Back to their origins

%22Origins%2C%22+Imagine+Dragons%27+fourth+studio+album+was+released+on+Nov.+9.

Photo courtesy of Newsday

“Origins,” Imagine Dragons’ fourth studio album was released on Nov. 9.

For the past decade, Imagine Dragons has held forth as a staple of the American rock industry, producing catchy go-to music for pop and alternative music fans alike. Only a year after their album “Evolve” was released in 2017, Imagine Dragons singer and songwriter Dan Reynolds has released “Origins,” an emotional album that brings fans back to the softer style the band embraced when they first started.

While the songs on “Evolve” could be categorized as rock,  “Origins” takes a more alternative route, playing with a combination of different acoustic instruments and percussion while still staying true to the rock band’s catchy choruses.
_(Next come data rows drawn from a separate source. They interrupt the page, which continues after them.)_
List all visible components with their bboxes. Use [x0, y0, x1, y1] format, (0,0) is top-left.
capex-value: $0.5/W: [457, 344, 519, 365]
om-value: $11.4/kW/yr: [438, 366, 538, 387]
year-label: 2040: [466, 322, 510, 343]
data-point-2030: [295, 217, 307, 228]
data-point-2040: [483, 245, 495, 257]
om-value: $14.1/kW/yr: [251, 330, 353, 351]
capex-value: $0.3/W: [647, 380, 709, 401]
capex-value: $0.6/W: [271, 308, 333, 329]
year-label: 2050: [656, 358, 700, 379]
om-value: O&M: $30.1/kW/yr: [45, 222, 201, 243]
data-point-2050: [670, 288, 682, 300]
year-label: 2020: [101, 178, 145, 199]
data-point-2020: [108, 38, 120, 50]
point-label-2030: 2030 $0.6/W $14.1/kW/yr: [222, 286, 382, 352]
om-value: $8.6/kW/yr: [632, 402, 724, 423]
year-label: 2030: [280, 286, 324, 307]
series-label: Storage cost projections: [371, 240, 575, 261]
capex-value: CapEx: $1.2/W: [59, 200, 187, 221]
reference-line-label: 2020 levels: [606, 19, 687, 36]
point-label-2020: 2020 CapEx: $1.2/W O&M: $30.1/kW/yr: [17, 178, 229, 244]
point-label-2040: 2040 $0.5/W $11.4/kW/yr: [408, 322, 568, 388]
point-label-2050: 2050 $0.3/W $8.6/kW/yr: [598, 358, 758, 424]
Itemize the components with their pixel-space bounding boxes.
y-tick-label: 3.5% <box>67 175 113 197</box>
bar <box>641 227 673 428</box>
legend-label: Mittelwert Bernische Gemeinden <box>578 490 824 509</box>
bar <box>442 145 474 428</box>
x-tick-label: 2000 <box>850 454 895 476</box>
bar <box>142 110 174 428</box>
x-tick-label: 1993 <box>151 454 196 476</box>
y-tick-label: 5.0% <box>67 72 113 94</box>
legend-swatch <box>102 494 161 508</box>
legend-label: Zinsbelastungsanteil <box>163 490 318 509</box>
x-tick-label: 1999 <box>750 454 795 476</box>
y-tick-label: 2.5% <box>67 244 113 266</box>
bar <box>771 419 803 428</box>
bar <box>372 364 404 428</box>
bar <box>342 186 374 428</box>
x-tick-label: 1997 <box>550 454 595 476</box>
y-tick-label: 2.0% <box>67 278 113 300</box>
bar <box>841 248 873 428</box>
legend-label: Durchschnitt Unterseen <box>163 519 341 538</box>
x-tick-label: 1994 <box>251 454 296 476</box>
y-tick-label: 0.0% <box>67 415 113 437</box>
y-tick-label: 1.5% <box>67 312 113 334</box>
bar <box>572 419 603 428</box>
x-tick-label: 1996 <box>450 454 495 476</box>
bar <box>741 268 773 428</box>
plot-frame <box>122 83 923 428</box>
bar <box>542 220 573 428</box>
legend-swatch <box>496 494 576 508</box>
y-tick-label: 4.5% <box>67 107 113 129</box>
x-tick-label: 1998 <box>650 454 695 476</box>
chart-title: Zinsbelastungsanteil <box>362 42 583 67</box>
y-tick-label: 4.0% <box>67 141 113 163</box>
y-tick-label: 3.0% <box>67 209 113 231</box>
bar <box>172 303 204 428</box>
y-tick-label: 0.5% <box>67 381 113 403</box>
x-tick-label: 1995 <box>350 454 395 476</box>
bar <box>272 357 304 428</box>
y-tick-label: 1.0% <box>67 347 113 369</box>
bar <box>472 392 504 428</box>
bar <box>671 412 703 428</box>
While the album includes several lighter songs, some tracks on the album were as intense as their last album, with their two singles “Machine” and “Natural” embracing the louder rock  side of the band that most people are familiar with. Both songs are well produced and incredibly catchy, and the second song on the album, “Boomerang,” is another favorite of mine— its catchy verses and drum based screaming chorus immediately drew me in.

As a long-time fan, my favorite songs on the album are the slower songs with melodic instrumentals and heavy beats—ones that are reminiscent of old favorites from “Night Visions” and “Smoke and Mirrors.” “West Coast,” with Reynolds’ crooning voice and acoustic guitar intro, immediately became an all-time favorite of mine. I also particularly enjoyed the band’s last single “Bad Liar,” which delved into emotional issues Reynolds has faced in the past year, with lyrics about his recent divorce and family among softer instrumentals.

Although I’ve thoroughly enjoyed the different genres that the band has explored over the years, I was completely thrown off by “Digital,” an electronic-based song that consisted of  yelling and clapping under wailing guitar. Luckily, most of the album stayed in the alternative and rock realm, with songs like “Stuck,” “Cool Out” and “Real Life” maintaining a slower style with strong percussion accompaniment.

Despite seeing Reynolds perform live in July, I was newly reinvigorated with this newest album, excited to hear more from the band. With “Origins,” Imagine Dragons continues to impress both long-time fans and more recent fans of their music.